Biben Fikriana menjelaskan, ia bukan perawat honorer. Tetapi karena menjabat sebagai Sekretaris PPHS DPW PPNI Jawa Barat, ia mendapat tanggung jawab untuk mengawal aksi teman-teman honorer.
Biben menekankan bahwa aksi ini diikuti bukan oleh kalangan perawat saja, tetapi oleh semua unsur fasyankes mulai dari perawat, bidan, dokter, ahli farmasi, analis kesehatan, tenaga administrasi, dan pekerja honorer yang di luar nakes tetapi bekerja di fasyankes. Mereka semua tergabung ke dalam Forum Komunikasi Honorer Fasyankes Jawa Barat.
Mereka yang melakukan aksi hanya perwakilan saja dari belasan ribu tenaga honorer fasyankes. Aksi ini pun dijamin tidak mengganggu layanan kesehatan, karena perwakilan yang ikut aksi adalah yang giliran libur atau tidak sedang bertugas.
Mereka yang aksi berusaha mewakili teman senasib. Banyak pekerja honorer yang sudah mengabdi selama belasan hingga puluhan tahun namun hingga kini statusnya tetap sebagai honorer. Gaji mereka pun jauh di bawah upah minimum.
“Makanya banyak tuntutannya, yang pertama untuk menentukan status, menyanyakan status pekerja mereka, meminta upah minimum karena banyak sekali teman honorer yang dupahnya tidak manusiawi 100-200 ribu rupiah per bulan.

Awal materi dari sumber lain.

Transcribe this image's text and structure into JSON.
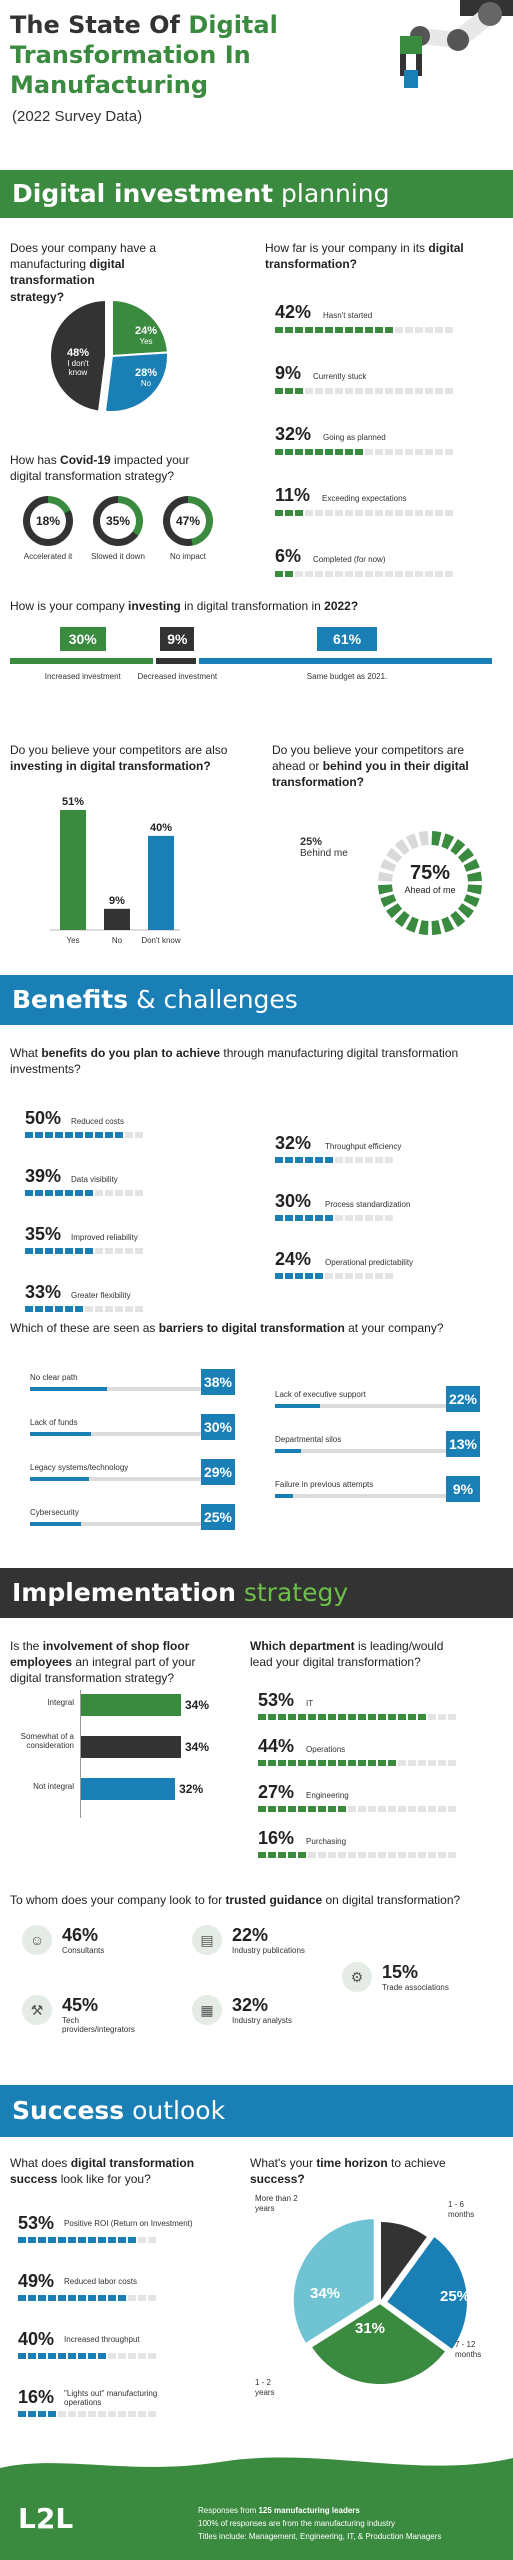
{
  "header": {
    "title_part1": "The State Of ",
    "title_part2": "Digital",
    "title_line2": "Transformation In",
    "title_line3": "Manufacturing",
    "subtitle": "(2022 Survey Data)"
  },
  "sections": {
    "s1_bold": "Digital investment",
    "s1_rest": " planning",
    "s2_bold": "Benefits",
    "s2_rest": " & challenges",
    "s3_bold": "Implementation",
    "s3_rest": " strategy",
    "s4_bold": "Success",
    "s4_rest": " outlook"
  },
  "strategy": {
    "q1": "Does your company have a",
    "q2": "manufacturing ",
    "q2b": "digital transformation",
    "q3": "strategy?",
    "slices": [
      {
        "pct": "24%",
        "label": "Yes",
        "value": 24,
        "color": "#3a8a3f"
      },
      {
        "pct": "28%",
        "label": "No",
        "value": 28,
        "color": "#1a7fb5"
      },
      {
        "pct": "48%",
        "label": "I don't know",
        "value": 48,
        "color": "#333333"
      }
    ]
  },
  "progress": {
    "q1": "How far is your company in its ",
    "q1b": "digital",
    "q2b": "transformation?",
    "items": [
      {
        "pct": "42%",
        "label": "Hasn't started",
        "value": 42
      },
      {
        "pct": "9%",
        "label": "Currently stuck",
        "value": 9
      },
      {
        "pct": "32%",
        "label": "Going as planned",
        "value": 32
      },
      {
        "pct": "11%",
        "label": "Exceeding expectations",
        "value": 11
      },
      {
        "pct": "6%",
        "label": "Completed (for now)",
        "value": 6
      }
    ]
  },
  "covid": {
    "q1": "How has ",
    "q1b": "Covid-19",
    "q1c": " impacted your",
    "q2": "digital transformation strategy?",
    "items": [
      {
        "pct": "18%",
        "label": "Accelerated it",
        "value": 18
      },
      {
        "pct": "35%",
        "label": "Slowed it down",
        "value": 35
      },
      {
        "pct": "47%",
        "label": "No impact",
        "value": 47
      }
    ]
  },
  "investing": {
    "q1": "How is your company ",
    "q1b": "investing",
    "q1c": " in digital transformation in ",
    "q1d": "2022?",
    "items": [
      {
        "pct": "30%",
        "label": "Increased investment",
        "value": 30,
        "color": "#3a8a3f"
      },
      {
        "pct": "9%",
        "label": "Decreased investment",
        "value": 9,
        "color": "#333333"
      },
      {
        "pct": "61%",
        "label": "Same budget as 2021.",
        "value": 61,
        "color": "#1a7fb5"
      }
    ]
  },
  "competitors_invest": {
    "q1": "Do you believe your competitors are also",
    "q2b": "investing in digital transformation?",
    "bars": [
      {
        "pct": "51%",
        "label": "Yes",
        "value": 51,
        "color": "#3a8a3f"
      },
      {
        "pct": "9%",
        "label": "No",
        "value": 9,
        "color": "#333333"
      },
      {
        "pct": "40%",
        "label": "Don't know",
        "value": 40,
        "color": "#1a7fb5"
      }
    ]
  },
  "competitors_ahead": {
    "q1": "Do you believe your competitors are",
    "q2": "ahead or ",
    "q2b": "behind you in their digital",
    "q3b": "transformation?",
    "behind_pct": "25%",
    "behind_label": "Behind  me",
    "behind_value": 25,
    "ahead_pct": "75%",
    "ahead_label": "Ahead of me",
    "ahead_value": 75
  },
  "benefits": {
    "q1": "What ",
    "q1b": "benefits do you plan to achieve",
    "q1c": " through manufacturing digital transformation",
    "q2": "investments?",
    "left": [
      {
        "pct": "50%",
        "label": "Reduced costs",
        "value": 50
      },
      {
        "pct": "39%",
        "label": "Data visibility",
        "value": 39
      },
      {
        "pct": "35%",
        "label": "Improved reliability",
        "value": 35
      },
      {
        "pct": "33%",
        "label": "Greater flexibility",
        "value": 33
      }
    ],
    "right": [
      {
        "pct": "32%",
        "label": "Throughput efficiency",
        "value": 32
      },
      {
        "pct": "30%",
        "label": "Process standardization",
        "value": 30
      },
      {
        "pct": "24%",
        "label": "Operational predictability",
        "value": 24
      }
    ]
  },
  "barriers": {
    "q1": "Which of these are seen as ",
    "q1b": "barriers to digital transformation",
    "q1c": " at your company?",
    "left": [
      {
        "pct": "38%",
        "label": "No clear path",
        "value": 38
      },
      {
        "pct": "30%",
        "label": "Lack of funds",
        "value": 30
      },
      {
        "pct": "29%",
        "label": "Legacy systems/technology",
        "value": 29
      },
      {
        "pct": "25%",
        "label": "Cybersecurity",
        "value": 25
      }
    ],
    "right": [
      {
        "pct": "22%",
        "label": "Lack of executive support",
        "value": 22
      },
      {
        "pct": "13%",
        "label": "Departmental silos",
        "value": 13
      },
      {
        "pct": "9%",
        "label": "Failure in previous attempts",
        "value": 9
      }
    ]
  },
  "shopfloor": {
    "q1": "Is the ",
    "q1b": "involvement of shop floor",
    "q2b": "employees",
    "q2c": " an integral part of your",
    "q3": "digital transformation strategy?",
    "bars": [
      {
        "pct": "34%",
        "label": "Integral",
        "value": 34,
        "color": "#3a8a3f"
      },
      {
        "pct": "34%",
        "label": "Somewhat of a consideration",
        "value": 34,
        "color": "#333333"
      },
      {
        "pct": "32%",
        "label": "Not integral",
        "value": 32,
        "color": "#1a7fb5"
      }
    ]
  },
  "department": {
    "q1b": "Which department",
    "q1c": " is leading/would",
    "q2": "lead your digital transformation?",
    "items": [
      {
        "pct": "53%",
        "label": "IT",
        "value": 53
      },
      {
        "pct": "44%",
        "label": "Operations",
        "value": 44
      },
      {
        "pct": "27%",
        "label": "Engineering",
        "value": 27
      },
      {
        "pct": "16%",
        "label": "Purchasing",
        "value": 16
      }
    ]
  },
  "guidance": {
    "q1": "To whom does your company look to for ",
    "q1b": "trusted guidance",
    "q1c": " on digital transformation?",
    "items": [
      {
        "pct": "46%",
        "label": "Consultants",
        "icon": "consultants-icon",
        "glyph": "☺"
      },
      {
        "pct": "22%",
        "label": "Industry publications",
        "icon": "publications-icon",
        "glyph": "▤"
      },
      {
        "pct": "15%",
        "label": "Trade associations",
        "icon": "associations-icon",
        "glyph": "⚙"
      },
      {
        "pct": "45%",
        "label": "Tech providers/integrators",
        "icon": "tech-providers-icon",
        "glyph": "⚒"
      },
      {
        "pct": "32%",
        "label": "Industry analysts",
        "icon": "analysts-icon",
        "glyph": "▦"
      }
    ]
  },
  "success": {
    "q1": "What does ",
    "q1b": "digital transformation",
    "q2b": "success",
    "q2c": " look like for you?",
    "items": [
      {
        "pct": "53%",
        "label": "Positive ROI (Return on Investment)",
        "value": 53
      },
      {
        "pct": "49%",
        "label": "Reduced labor costs",
        "value": 49
      },
      {
        "pct": "40%",
        "label": "Increased throughput",
        "value": 40
      },
      {
        "pct": "16%",
        "label": "\"Lights out\" manufacturing operations",
        "value": 16
      }
    ]
  },
  "horizon": {
    "q1": "What's your ",
    "q1b": "time horizon",
    "q1c": " to achieve",
    "q2b": "success?",
    "slices": [
      {
        "pct": "10%",
        "label": "1 - 6 months",
        "value": 10,
        "color": "#333333"
      },
      {
        "pct": "25%",
        "label": "7 - 12 months",
        "value": 25,
        "color": "#1a7fb5"
      },
      {
        "pct": "31%",
        "label": "1 - 2 years",
        "value": 31,
        "color": "#3a8a3f"
      },
      {
        "pct": "34%",
        "label": "More than 2 years",
        "value": 34,
        "color": "#6fc3d3"
      }
    ]
  },
  "footer": {
    "logo": "L2L",
    "line1a": "Responses from ",
    "line1b": "125 manufacturing leaders",
    "line2": "100% of responses are from the manufacturing industry",
    "line3": "Titles include: Management, Engineering, IT, & Production Managers"
  },
  "colors": {
    "green": "#3a8a3f",
    "blue": "#1a7fb5",
    "dark": "#333333",
    "light_blue": "#6fc3d3"
  }
}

Bahkan ada yang tidak diupah tapi mengandalkan sumbangan dari ASN. Di daerah banyak terjadi, di puskesmas dan lain-lain,” kata Biben, saat dihubungi BandungBergerak.id.

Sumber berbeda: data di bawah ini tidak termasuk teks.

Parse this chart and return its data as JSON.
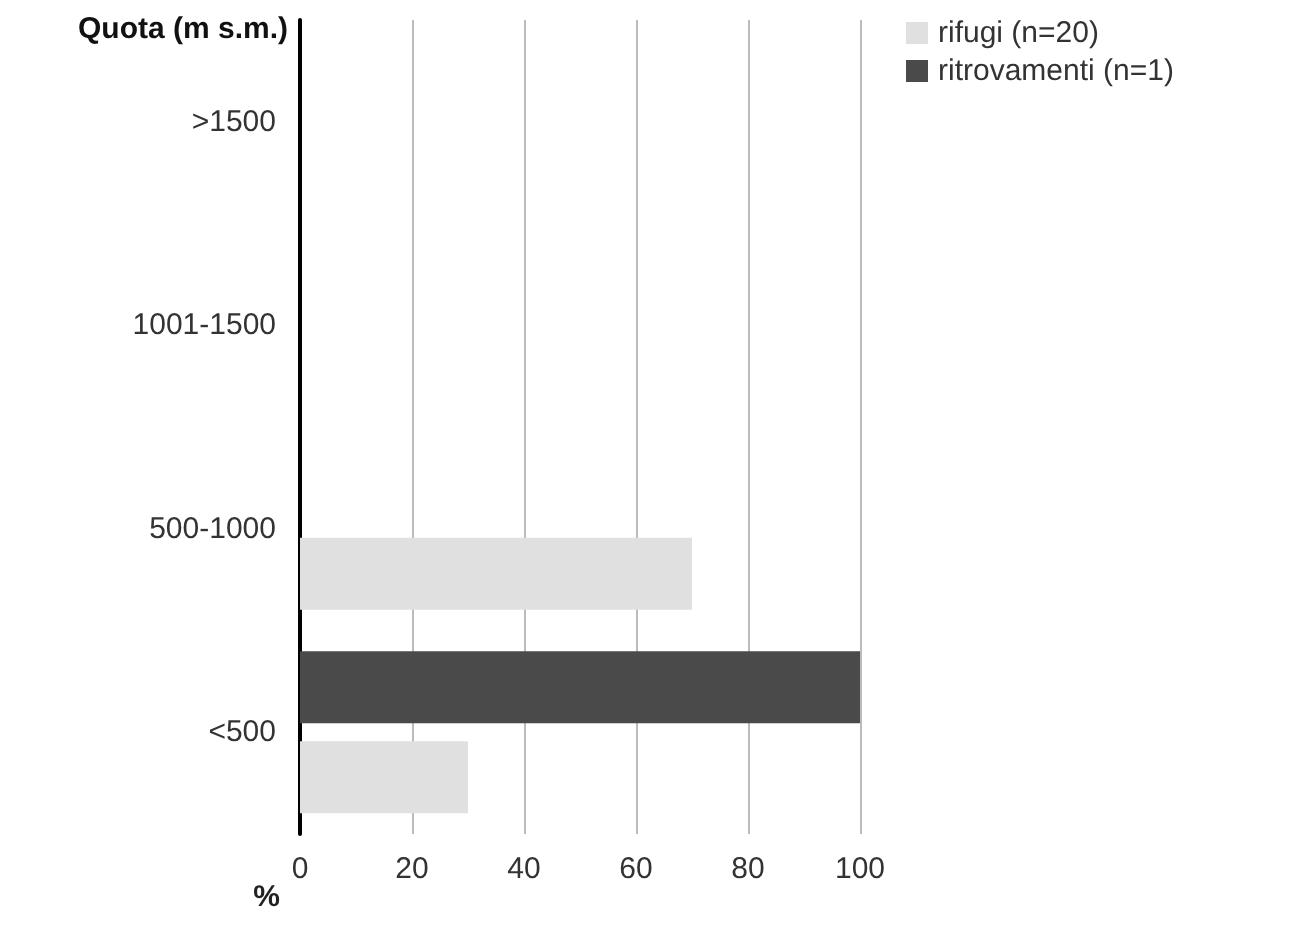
{
  "chart_data": {
    "type": "bar",
    "orientation": "horizontal",
    "ylabel": "Quota (m s.m.)",
    "xlabel": "%",
    "categories": [
      ">1500",
      "1001-1500",
      "500-1000",
      "<500"
    ],
    "series": [
      {
        "name": "rifugi (n=20)",
        "color": "#e0e0e0",
        "values": [
          0,
          0,
          70,
          30
        ]
      },
      {
        "name": "ritrovamenti (n=1)",
        "color": "#4a4a4a",
        "values": [
          0,
          0,
          0,
          100
        ]
      }
    ],
    "xlim": [
      0,
      100
    ],
    "xticks": [
      0,
      20,
      40,
      60,
      80,
      100
    ],
    "grid": "x",
    "legend": "top right"
  }
}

Tuntutan utama mereka adalah pengangkatan dari honorer ke ASN. Alasannya, proporsi tenaga ASN dan honorer di daerah sangat jomplang, yakni 60 persen honorer dan 40 persen ASN. Bahkan ada daerah yang proporsinya 80 persen honorer dan 20 persen ASN.
“Jadi teman-teman merasa dizalimi. Pemerintah butuh tenaga teman-teman honorer tapi teman-teman honorer tidak dihargai, bahkan tidak diakui,” katanya.
Aksi ini pun tidak tiba-tiba. Sebelumnya, Forum telah melakukan berbagai macam audiensi di tingkat kota dan kabupaten maupun DPRD, namun tidak membuahkan hasil. Maka mereka pun melakukan aksi ke Gedung Sate, setelah sebelumnya melayangkan surat untuk bertemu Ridwan Kamil langsung. Walau pada hari H aksi, Ridwan Kamil tidak menemui mereka karena ada agenda lain.